- Lessons Learned from FCA Settlement Involving Waiver of Medicare Coinsurance Amounts
- November 15, 2016 | Author: Karen S. Lovitch
- Law Firm: Mintz Levin Cohn Ferris Glovsky Popeo P.C. - Boston Office
The waiver of copayments, coinsurance, and deductibles owed by patients treated by out-of-network laboratories and other providers is a hot topic in the health care industry. Despite the near absence of clear legal prohibitions on this practice, commercial insurers are aggressively pursuing out-of-network providers who fail to collect amounts owed by their members under a variety of statutory and common law theories.

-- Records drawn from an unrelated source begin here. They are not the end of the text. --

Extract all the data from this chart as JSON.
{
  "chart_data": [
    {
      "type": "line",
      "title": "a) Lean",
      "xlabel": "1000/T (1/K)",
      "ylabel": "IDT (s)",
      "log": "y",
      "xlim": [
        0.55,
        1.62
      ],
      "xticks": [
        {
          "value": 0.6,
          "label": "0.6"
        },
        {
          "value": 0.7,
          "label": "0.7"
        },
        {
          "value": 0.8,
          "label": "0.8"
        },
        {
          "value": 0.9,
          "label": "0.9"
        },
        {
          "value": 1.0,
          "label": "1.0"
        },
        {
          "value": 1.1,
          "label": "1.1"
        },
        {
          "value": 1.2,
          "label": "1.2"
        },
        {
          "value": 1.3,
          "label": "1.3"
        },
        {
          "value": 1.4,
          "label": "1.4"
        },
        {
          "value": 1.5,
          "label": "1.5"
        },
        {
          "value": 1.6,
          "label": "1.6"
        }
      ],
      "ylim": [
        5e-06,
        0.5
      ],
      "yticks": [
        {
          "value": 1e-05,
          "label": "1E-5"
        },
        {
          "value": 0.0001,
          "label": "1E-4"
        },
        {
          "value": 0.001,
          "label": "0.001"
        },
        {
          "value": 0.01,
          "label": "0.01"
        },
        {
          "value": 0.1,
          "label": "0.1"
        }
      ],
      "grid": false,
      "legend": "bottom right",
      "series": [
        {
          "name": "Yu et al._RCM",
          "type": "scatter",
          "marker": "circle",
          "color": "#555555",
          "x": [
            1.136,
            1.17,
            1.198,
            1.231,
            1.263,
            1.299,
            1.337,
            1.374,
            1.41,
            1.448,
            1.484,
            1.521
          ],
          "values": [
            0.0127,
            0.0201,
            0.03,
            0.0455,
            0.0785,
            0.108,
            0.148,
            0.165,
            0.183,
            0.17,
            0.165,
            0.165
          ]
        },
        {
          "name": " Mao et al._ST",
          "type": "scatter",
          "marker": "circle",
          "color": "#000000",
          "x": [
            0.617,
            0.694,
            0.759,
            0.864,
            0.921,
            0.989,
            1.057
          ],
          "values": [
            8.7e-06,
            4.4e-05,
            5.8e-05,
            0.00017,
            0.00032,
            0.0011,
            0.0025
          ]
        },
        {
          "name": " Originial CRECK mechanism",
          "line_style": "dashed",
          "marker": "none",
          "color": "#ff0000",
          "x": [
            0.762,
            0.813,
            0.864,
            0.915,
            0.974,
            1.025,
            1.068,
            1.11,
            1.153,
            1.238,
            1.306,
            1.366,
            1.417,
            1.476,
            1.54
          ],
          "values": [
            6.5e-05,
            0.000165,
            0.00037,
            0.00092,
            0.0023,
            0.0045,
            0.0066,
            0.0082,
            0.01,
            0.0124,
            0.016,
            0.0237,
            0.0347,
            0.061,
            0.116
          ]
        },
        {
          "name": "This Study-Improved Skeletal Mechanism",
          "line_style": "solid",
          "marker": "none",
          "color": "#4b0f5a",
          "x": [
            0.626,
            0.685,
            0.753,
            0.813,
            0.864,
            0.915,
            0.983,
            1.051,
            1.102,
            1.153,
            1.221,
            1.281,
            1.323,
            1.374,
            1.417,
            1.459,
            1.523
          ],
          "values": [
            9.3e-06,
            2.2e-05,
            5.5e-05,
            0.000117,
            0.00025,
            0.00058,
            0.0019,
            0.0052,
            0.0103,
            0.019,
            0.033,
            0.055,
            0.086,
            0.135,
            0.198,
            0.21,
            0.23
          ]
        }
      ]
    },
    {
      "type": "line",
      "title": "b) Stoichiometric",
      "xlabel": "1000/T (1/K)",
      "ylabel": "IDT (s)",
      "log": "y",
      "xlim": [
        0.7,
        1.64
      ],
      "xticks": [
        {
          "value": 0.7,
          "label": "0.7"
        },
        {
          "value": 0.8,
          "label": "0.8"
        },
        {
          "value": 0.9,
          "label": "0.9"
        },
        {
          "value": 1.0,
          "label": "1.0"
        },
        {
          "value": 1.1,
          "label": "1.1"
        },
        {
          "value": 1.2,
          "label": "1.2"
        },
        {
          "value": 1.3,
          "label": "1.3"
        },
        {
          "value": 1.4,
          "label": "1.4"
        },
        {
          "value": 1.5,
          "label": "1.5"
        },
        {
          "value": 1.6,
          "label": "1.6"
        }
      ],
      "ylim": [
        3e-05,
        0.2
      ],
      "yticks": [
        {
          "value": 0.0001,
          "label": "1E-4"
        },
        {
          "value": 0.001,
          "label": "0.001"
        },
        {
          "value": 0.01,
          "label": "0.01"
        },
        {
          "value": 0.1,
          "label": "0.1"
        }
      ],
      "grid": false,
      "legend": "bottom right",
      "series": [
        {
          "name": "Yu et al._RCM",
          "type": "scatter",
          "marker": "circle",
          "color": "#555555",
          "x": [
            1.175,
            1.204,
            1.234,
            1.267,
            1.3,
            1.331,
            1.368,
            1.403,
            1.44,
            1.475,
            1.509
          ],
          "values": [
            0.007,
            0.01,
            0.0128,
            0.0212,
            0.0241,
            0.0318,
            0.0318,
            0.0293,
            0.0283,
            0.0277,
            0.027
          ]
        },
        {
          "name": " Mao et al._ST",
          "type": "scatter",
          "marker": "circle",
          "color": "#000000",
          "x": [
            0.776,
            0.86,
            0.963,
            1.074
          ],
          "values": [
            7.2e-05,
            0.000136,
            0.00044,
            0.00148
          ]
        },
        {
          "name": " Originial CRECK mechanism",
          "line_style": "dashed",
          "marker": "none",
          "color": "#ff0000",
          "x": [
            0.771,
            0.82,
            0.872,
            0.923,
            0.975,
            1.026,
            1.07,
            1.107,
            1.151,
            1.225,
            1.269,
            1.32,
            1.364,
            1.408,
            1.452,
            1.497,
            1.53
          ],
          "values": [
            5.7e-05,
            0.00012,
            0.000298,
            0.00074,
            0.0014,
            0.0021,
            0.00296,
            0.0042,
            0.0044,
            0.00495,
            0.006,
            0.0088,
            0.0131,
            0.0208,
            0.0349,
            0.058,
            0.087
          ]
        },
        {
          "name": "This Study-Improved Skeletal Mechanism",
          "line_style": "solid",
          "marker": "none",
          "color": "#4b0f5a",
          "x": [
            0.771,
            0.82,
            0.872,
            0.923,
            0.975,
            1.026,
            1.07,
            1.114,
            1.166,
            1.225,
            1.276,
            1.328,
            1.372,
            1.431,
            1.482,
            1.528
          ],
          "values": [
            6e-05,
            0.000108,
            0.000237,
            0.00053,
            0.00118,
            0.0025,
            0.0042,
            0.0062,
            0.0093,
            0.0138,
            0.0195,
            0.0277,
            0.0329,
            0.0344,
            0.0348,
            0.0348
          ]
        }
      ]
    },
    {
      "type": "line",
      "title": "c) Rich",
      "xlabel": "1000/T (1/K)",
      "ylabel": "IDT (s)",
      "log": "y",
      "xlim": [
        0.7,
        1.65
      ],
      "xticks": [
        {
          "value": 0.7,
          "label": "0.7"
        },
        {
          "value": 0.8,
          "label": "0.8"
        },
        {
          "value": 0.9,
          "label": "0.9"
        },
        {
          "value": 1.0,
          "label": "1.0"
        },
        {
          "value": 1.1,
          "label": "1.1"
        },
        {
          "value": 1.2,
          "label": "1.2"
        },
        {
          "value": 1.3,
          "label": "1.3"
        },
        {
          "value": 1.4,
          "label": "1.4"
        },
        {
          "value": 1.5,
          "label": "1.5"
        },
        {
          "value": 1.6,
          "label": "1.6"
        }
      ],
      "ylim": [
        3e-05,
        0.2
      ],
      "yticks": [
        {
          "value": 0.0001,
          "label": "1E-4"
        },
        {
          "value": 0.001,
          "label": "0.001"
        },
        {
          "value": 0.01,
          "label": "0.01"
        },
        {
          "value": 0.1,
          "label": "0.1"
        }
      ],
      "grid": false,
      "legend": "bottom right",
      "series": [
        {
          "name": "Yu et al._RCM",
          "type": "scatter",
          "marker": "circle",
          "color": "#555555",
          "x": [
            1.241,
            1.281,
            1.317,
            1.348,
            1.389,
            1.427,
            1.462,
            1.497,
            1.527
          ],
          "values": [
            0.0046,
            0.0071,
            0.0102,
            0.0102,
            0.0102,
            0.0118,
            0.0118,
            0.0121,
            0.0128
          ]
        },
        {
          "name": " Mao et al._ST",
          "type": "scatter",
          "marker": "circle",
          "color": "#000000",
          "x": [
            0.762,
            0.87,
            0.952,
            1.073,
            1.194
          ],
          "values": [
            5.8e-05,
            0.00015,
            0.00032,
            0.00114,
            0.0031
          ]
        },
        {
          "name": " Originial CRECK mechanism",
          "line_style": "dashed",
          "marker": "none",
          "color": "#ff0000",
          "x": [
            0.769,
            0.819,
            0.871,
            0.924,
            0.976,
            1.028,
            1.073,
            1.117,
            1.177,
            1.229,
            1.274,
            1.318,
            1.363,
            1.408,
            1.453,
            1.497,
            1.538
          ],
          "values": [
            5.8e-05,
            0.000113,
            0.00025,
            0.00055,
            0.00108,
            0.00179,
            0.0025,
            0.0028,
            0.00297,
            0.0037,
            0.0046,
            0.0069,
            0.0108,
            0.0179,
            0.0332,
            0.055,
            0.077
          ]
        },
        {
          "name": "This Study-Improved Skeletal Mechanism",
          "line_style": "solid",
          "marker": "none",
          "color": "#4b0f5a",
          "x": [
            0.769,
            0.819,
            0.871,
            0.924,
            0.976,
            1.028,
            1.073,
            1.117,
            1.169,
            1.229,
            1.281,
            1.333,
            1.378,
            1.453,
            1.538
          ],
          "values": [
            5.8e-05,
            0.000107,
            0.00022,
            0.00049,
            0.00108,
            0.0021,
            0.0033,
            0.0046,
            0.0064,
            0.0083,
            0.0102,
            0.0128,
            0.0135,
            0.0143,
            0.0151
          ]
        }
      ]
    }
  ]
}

For example, in 2015, Aetna filed suit against Health Diagnostic Laboratory (HDL), Tonya Mallory (HDL’s former CEO), and BlueWave Health Care Consultants (an independent sales group), alleging that they engaged in a variety of illegal actions, including the failure to collect any amounts owed by Aetna’s members, and that Aetna overpaid for services provided by HDL as a result. While HDL settled, Aetna continues to pursue its claims against Ms. Mallory, who recently failed in her efforts to have the case against her dismissed. However, a recent court decision may give providers some comfort. In June 2016, a Texas federal district court prevented Cigna from recovering funds paid to Humble Surgical Hospital, which allegedly waived amounts owed by Cigna’s members and engaged in other misconduct. The court dismissed all of Cigna’s claims and found that Cigna owed $13 million to Humble.

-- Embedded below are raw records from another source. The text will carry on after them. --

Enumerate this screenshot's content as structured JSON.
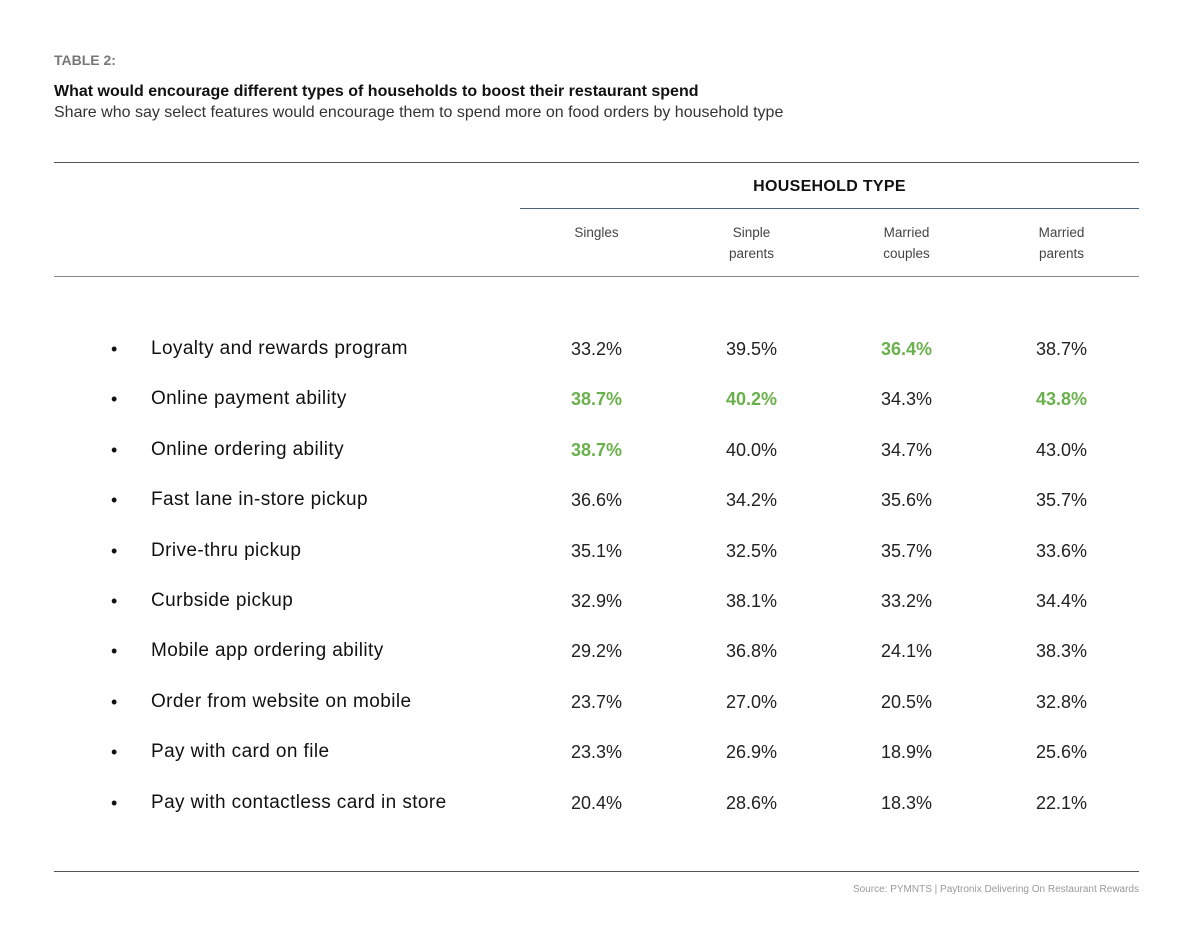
{
  "header": {
    "table_label": "TABLE 2:",
    "title": "What would encourage different types of households to boost their restaurant spend",
    "subtitle": "Share who say select features would encourage them to spend more on food orders by household type"
  },
  "columns": {
    "group_label": "HOUSEHOLD TYPE",
    "items": [
      {
        "line1": "Singles",
        "line2": ""
      },
      {
        "line1": "Sinple",
        "line2": "parents"
      },
      {
        "line1": "Married",
        "line2": "couples"
      },
      {
        "line1": "Married",
        "line2": "parents"
      }
    ]
  },
  "colors": {
    "highlight": "#6ab04c"
  },
  "rows": [
    {
      "label": "Loyalty and rewards program",
      "values": [
        "33.2%",
        "39.5%",
        "36.4%",
        "38.7%"
      ],
      "highlight": [
        false,
        false,
        true,
        false
      ]
    },
    {
      "label": "Online payment ability",
      "values": [
        "38.7%",
        "40.2%",
        "34.3%",
        "43.8%"
      ],
      "highlight": [
        true,
        true,
        false,
        true
      ]
    },
    {
      "label": "Online ordering ability",
      "values": [
        "38.7%",
        "40.0%",
        "34.7%",
        "43.0%"
      ],
      "highlight": [
        true,
        false,
        false,
        false
      ]
    },
    {
      "label": "Fast lane in-store pickup",
      "values": [
        "36.6%",
        "34.2%",
        "35.6%",
        "35.7%"
      ],
      "highlight": [
        false,
        false,
        false,
        false
      ]
    },
    {
      "label": "Drive-thru pickup",
      "values": [
        "35.1%",
        "32.5%",
        "35.7%",
        "33.6%"
      ],
      "highlight": [
        false,
        false,
        false,
        false
      ]
    },
    {
      "label": "Curbside pickup",
      "values": [
        "32.9%",
        "38.1%",
        "33.2%",
        "34.4%"
      ],
      "highlight": [
        false,
        false,
        false,
        false
      ]
    },
    {
      "label": "Mobile app ordering ability",
      "values": [
        "29.2%",
        "36.8%",
        "24.1%",
        "38.3%"
      ],
      "highlight": [
        false,
        false,
        false,
        false
      ]
    },
    {
      "label": "Order from website on mobile",
      "values": [
        "23.7%",
        "27.0%",
        "20.5%",
        "32.8%"
      ],
      "highlight": [
        false,
        false,
        false,
        false
      ]
    },
    {
      "label": "Pay with card on file",
      "values": [
        "23.3%",
        "26.9%",
        "18.9%",
        "25.6%"
      ],
      "highlight": [
        false,
        false,
        false,
        false
      ]
    },
    {
      "label": "Pay with contactless card in store",
      "values": [
        "20.4%",
        "28.6%",
        "18.3%",
        "22.1%"
      ],
      "highlight": [
        false,
        false,
        false,
        false
      ]
    }
  ],
  "bullet_char": "•",
  "footer": {
    "source": "Source: PYMNTS | Paytronix Delivering On Restaurant Rewards"
  }
}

The issue of waiver rarely arises with respect to the Medicare program because the Office of Inspector General for the Department of Health and Human Services (the OIG) published a Special Fraud Alert addressing this practice in 1994. There, the OIG warned that the routine waiver of Medicare copayments or deductibles can result in False Claims Act and Anti-Kickback Statute violations, as well as the excessive utilization of Medicare-covered items and services. As stated by the OIG, “[w]hen providers...forgive financial obligations for reasons other than genuine financial hardship of the particular patient, they may be unlawfully inducing that patient to purchase items or services from them.” The OIG nevertheless cautioned that waivers based on financial hardship should be used “occasionally to address the special financial needs of a particular patient.”

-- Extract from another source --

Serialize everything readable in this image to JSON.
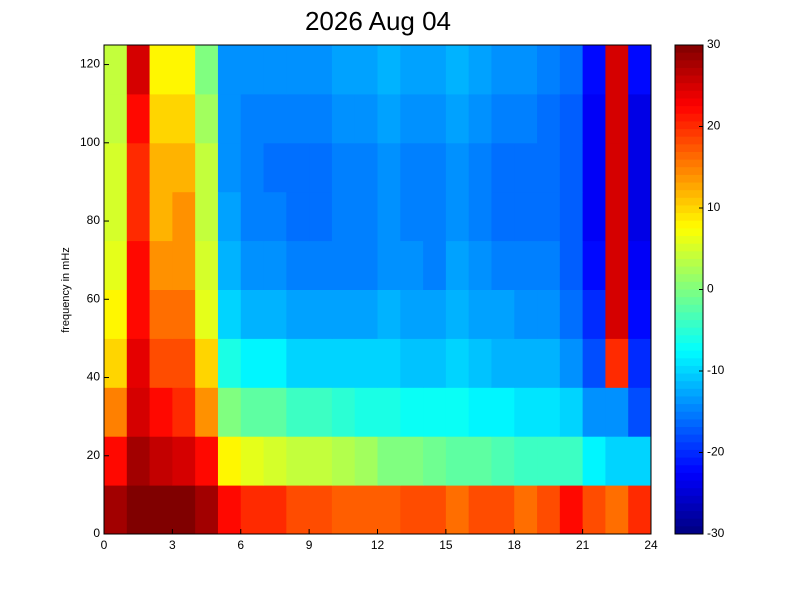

Despite the OIG’s clear direction regarding waivers - and the subsequent issuance of other relevant guidance over the years - a False Claims Act settlement recently announced by the U.S. Attorney for the Southern District of New York involves a physician group’s routine waiver of coinsurance amounts owed by Medicare beneficiaries. In a Stipulation and Order, the physician group, Hudson Valley Hematology-Oncology Associates, R.L.L.P., “admitted, acknowledged, and accepted responsibility” for the following misconduct:
- Routinely waiving Medicare beneficiaries’ copayments without an individualized documented determination of financial hardship or exhaustion of reasonable collection efforts;
- Billing Medicare for the waived copayments, resulting in higher reimbursement amounts from Medicare than Hudson Valley was entitled to;
- Overbilling Medicare and Medicaid for evaluation and management services codes, in addition to billing for routine procedures (such as chemotherapy, injections or venipunctures) on the same date, even though Hudson Valley had not documented that it provided any significant, separately identifiable evaluation and management services to the beneficiaries; and
- Billing Medicare and Medicaid for evaluation and management services codes without documenting in the medical record that those services were medically necessary and/or that those services were actually performed.